My enthusiastic group of hikers

Our enthusiastic group of hikers

One of my favorite aspects of the Temperance River hike is that the trail goes on both the inland side and the lake side, so guests get to see a little bit of both worlds. The sunset colors over the lake offer a mesmerizing sight, and one can only look forward to the stargazing that is guaranteed with the nightfall of these clear skies.

Sunset over the lake

Sunset over the lake

Throughout my time here, I have lead morning, afternoon, evening, and night tours and I tell you, every hour of the day offers unforgettable views that you just won’t find anywhere else. A breath of fresh air and a picture of new scenery feeds and rejuvenates the soul- always worth your while.

Enjoying the remnants of snow

Believe it or not, we still have snow along certain sections of the Superior Hiking Trail. I took our guests on a guided hike to Lake Agnes, a pristine lake located about five miles inland up the Caribou Trail. The photo (below to the left) is of the surrounding maple forest, which is fitting because this time of year the trees are tapped to make syrup.

When the temperature drops below freezing during the night then rises to well above freezing during the day, the sap flows through the tree and therefore can be best extracted by placing a “tap” into the tree allowing the sap to drip out. Caribou Cream and Wild Country, our two local maple syrup facilities, are busy at work this time of year tapping and boiling the sap into delicious maple syrup concentrate.
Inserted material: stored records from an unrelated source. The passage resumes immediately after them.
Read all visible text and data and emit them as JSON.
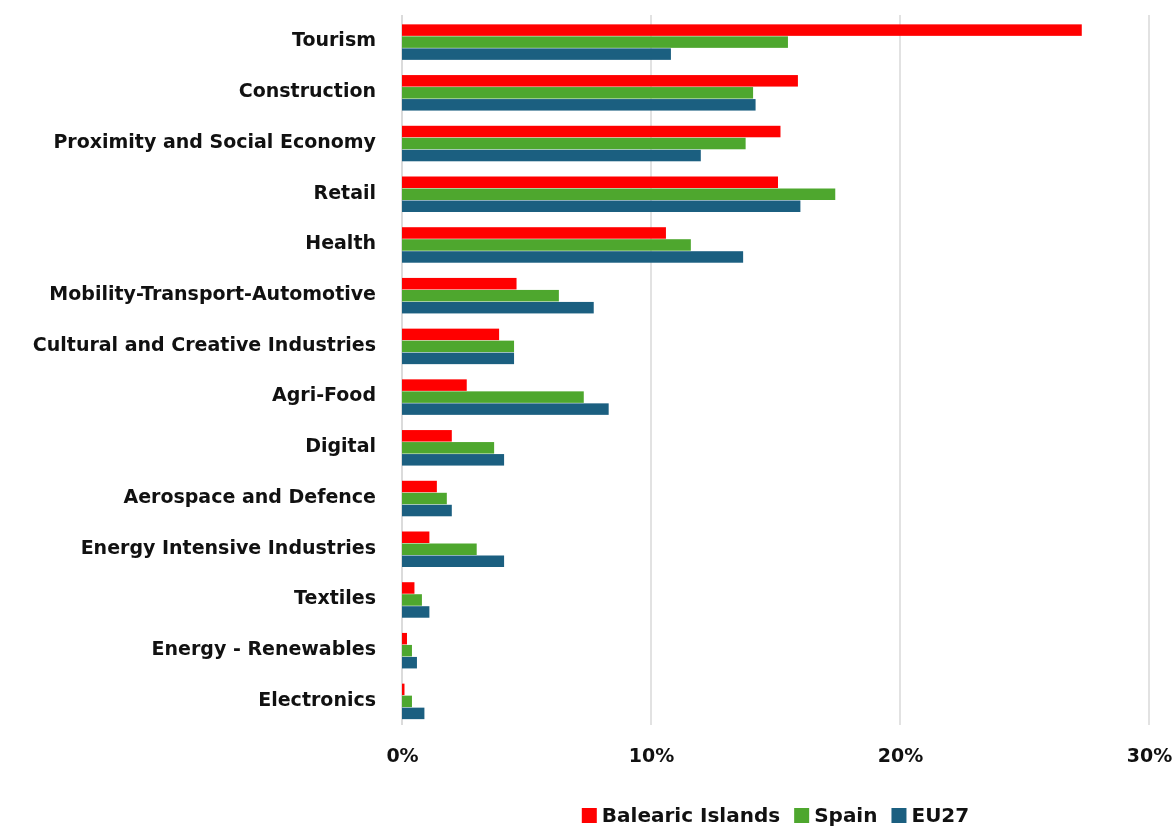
{
  "chart_data": {
    "type": "bar",
    "orientation": "horizontal",
    "categories": [
      "Tourism",
      "Construction",
      "Proximity and Social Economy",
      "Retail",
      "Health",
      "Mobility-Transport-Automotive",
      "Cultural and Creative Industries",
      "Agri-Food",
      "Digital",
      "Aerospace and Defence",
      "Energy Intensive Industries",
      "Textiles",
      "Energy - Renewables",
      "Electronics"
    ],
    "series": [
      {
        "name": "Balearic Islands",
        "color": "#ff0000",
        "values": [
          27.3,
          15.9,
          15.2,
          15.1,
          10.6,
          4.6,
          3.9,
          2.6,
          2.0,
          1.4,
          1.1,
          0.5,
          0.2,
          0.1
        ]
      },
      {
        "name": "Spain",
        "color": "#4ea72e",
        "values": [
          15.5,
          14.1,
          13.8,
          17.4,
          11.6,
          6.3,
          4.5,
          7.3,
          3.7,
          1.8,
          3.0,
          0.8,
          0.4,
          0.4
        ]
      },
      {
        "name": "EU27",
        "color": "#1b5f80",
        "values": [
          10.8,
          14.2,
          12.0,
          16.0,
          13.7,
          7.7,
          4.5,
          8.3,
          4.1,
          2.0,
          4.1,
          1.1,
          0.6,
          0.9
        ]
      }
    ],
    "xlim": [
      0,
      30
    ],
    "xticks": [
      {
        "value": 0,
        "label": "0%"
      },
      {
        "value": 10,
        "label": "10%"
      },
      {
        "value": 20,
        "label": "20%"
      },
      {
        "value": 30,
        "label": "30%"
      }
    ],
    "grid": "x",
    "legend": "bottom"
  }
}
Maple forest, Superior Hiking Trail

Maple forest along the Superior Hiking Trail

There is still about a foot of snow up over the ridge line, so we brought snowshoes along for the hike. Once we made our way closer to the lake, the trail along the shoreline was pretty bare due to its direct exposure to the sunlight.

Beaver tracings

Beaver tracings

Lake Agnes houses a large population of beavers. Along the trail by the lake, we found many trees that beavers had cut down for their food and homes. Beavers are the only mammals besides humans that restructure the environment around them to build their homes, by honing the ability to build both dams and lodges.

My adventurous snowshoe clan

Our group of snowshoers

Our hiking group made it all the way to our destination of Hunter’s Rock overlooking the entirety of the lake. From this spot, you can see the rolling hills in the distance, the looming white pine over the lake (right side of this shot) and a beaver lodge, which I could not get a close picture of. You will just have to go see for yourself!

Wild juniper

Wild juniper

One of my favorite parts of the Lake Agnes hike is the wild juniper plant at the top, a rarity, as far as I’ve noticed, along the trail. I discovered this time that the snow has melted off (for now) and we can enjoy its distinct and awakening smell again.

The smells, sights and sounds of spring are in the air, the season is young but one heavy snowfall can bring us right back into winter again. We can only wait and see what the weather will do, and from there find joy in whatever we get.